I am not British, though I am of British ancestry (largely from Scotland). I have never been to Britain. Yet the shock decision of a majority of Britons to leave the European Union and the consequential political chaos of Brexit has made headline news around the world. I’ve found myself powerfully interested. Among the mass of economic and political analysis, dissecting what went wrong and what is still to come, there lies an uncomfortable observation.

It wasn’t just that white working-class voters didn’t engage with the Remain camp’s policies. It wasn’t that there was no truth to their claims or those of the Leave camp, but that the truth was now of secondary importance. People weren’t interested in the truth. Either they had no particular desire to learn, to discover, to find out more, or society at large was sending a clear message that it was no longer necessary. This wave of anti-intellectualism convinced people that ‘experts’ could be safely ignored.
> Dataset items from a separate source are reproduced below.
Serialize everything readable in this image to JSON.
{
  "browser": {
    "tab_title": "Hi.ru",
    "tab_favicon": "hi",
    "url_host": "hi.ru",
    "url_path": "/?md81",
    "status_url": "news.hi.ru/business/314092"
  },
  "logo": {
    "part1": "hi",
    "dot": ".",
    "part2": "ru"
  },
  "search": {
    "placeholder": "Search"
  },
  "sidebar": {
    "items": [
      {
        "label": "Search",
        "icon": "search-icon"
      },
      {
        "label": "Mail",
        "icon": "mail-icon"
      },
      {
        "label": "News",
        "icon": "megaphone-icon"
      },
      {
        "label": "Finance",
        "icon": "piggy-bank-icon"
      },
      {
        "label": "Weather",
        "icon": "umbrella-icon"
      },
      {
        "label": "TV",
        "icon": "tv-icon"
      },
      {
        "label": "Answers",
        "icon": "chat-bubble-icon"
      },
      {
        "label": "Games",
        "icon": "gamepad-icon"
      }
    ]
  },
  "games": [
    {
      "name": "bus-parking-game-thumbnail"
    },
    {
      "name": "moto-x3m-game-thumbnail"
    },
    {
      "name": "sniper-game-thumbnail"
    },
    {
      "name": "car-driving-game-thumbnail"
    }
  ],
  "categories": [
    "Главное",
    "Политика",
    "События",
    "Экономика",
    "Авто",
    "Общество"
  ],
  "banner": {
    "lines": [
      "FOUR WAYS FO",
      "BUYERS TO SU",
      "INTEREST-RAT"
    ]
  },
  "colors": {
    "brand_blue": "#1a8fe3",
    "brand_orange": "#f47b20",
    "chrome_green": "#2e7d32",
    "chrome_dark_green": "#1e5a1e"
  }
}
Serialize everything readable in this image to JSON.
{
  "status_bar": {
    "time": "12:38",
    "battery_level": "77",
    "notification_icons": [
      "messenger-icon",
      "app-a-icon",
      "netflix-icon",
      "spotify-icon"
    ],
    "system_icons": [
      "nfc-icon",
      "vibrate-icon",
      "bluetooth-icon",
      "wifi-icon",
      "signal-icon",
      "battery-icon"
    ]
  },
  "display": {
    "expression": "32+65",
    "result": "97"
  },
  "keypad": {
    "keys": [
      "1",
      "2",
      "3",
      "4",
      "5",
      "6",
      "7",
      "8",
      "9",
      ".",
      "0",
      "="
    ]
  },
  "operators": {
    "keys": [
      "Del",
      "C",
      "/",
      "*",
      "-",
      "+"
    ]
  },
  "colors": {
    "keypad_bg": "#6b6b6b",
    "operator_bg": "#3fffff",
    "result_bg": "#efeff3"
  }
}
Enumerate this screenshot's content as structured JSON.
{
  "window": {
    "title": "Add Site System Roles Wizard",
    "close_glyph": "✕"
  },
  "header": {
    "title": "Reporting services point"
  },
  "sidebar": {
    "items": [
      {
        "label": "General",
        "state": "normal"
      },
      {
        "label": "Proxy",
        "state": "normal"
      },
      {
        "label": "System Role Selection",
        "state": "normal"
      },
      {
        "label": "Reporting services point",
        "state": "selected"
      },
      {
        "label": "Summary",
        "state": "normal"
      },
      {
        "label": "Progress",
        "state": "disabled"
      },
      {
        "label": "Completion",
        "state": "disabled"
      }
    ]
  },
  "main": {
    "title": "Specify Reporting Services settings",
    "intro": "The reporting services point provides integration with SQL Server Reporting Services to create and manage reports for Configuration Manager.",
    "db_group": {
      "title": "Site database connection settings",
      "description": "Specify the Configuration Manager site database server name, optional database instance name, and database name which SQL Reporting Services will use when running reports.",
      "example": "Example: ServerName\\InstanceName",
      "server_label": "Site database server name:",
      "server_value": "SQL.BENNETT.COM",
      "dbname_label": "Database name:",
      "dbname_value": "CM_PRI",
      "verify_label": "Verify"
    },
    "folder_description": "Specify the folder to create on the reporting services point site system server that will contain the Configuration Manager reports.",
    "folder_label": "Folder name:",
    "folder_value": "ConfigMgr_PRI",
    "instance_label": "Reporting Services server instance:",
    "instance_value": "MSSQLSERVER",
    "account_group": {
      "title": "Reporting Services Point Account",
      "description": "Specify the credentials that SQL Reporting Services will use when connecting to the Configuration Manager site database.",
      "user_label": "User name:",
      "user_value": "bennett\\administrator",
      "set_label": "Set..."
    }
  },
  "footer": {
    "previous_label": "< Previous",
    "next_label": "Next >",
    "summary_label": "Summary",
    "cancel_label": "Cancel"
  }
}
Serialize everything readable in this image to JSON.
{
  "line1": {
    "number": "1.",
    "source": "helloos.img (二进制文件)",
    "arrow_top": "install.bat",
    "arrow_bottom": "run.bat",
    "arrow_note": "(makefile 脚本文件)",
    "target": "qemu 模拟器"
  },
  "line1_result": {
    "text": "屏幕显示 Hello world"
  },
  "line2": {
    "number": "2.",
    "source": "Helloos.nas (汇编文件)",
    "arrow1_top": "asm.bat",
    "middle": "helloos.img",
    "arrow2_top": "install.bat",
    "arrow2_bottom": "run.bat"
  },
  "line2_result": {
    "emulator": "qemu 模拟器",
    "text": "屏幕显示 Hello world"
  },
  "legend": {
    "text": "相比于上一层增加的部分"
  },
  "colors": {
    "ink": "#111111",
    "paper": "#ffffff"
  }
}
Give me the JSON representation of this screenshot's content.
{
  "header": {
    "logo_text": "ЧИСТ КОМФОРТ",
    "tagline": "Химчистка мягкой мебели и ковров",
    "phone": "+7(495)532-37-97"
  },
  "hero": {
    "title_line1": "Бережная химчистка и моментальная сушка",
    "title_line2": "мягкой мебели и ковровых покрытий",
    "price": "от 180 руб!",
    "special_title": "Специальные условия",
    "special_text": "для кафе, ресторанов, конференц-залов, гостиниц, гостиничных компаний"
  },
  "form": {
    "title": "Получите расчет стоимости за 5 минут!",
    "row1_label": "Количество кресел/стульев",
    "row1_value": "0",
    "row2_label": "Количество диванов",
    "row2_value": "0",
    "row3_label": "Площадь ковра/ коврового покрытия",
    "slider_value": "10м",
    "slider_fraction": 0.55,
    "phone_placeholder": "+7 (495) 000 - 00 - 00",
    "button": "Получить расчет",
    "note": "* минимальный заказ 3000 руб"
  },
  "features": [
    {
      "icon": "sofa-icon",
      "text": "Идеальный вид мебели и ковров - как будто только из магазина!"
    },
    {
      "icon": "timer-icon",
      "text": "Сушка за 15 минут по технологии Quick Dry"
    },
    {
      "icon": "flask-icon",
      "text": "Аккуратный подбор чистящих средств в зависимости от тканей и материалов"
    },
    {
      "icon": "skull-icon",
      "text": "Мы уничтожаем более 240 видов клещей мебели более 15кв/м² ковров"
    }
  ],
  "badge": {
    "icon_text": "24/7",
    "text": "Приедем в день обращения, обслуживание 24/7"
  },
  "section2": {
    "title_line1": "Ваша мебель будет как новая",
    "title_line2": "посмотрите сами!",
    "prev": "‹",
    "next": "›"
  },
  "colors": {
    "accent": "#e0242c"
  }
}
Among the rush of pithy Brexit tweets was one, which I have sadly since lost but will now paraphrase, proclaiming that in our age of post-factualism the library is now clearly more important than ever. The level of obliviousness in this tweet stunned me. People are already surrounded by information in multiple formats: print, online, image, audio, video. Incredible amounts of information on almost any conceivable topic is already available via the internet, which itself is more widely accessible than ever. Why would people go to the library, which requires some effort, for something the internet can already provide for much less effort?

Moreover, does the aforementioned tweet author labour under the misapprehension that librarians are curators of all this online knowledge? Do they really think confused voters will approach a librarian looking for voting advice (or indeed advice on any other political topic)? Perhaps this is the case in some libraries, but I’ve yet to come across it—and I’ve worked in libraries with a heavy focus on politics. Most of our users knew what they wanted and were not interested in alternative views.

If libraries really are the saviour of popular ignorance, then we as librarians have a lot of work to do.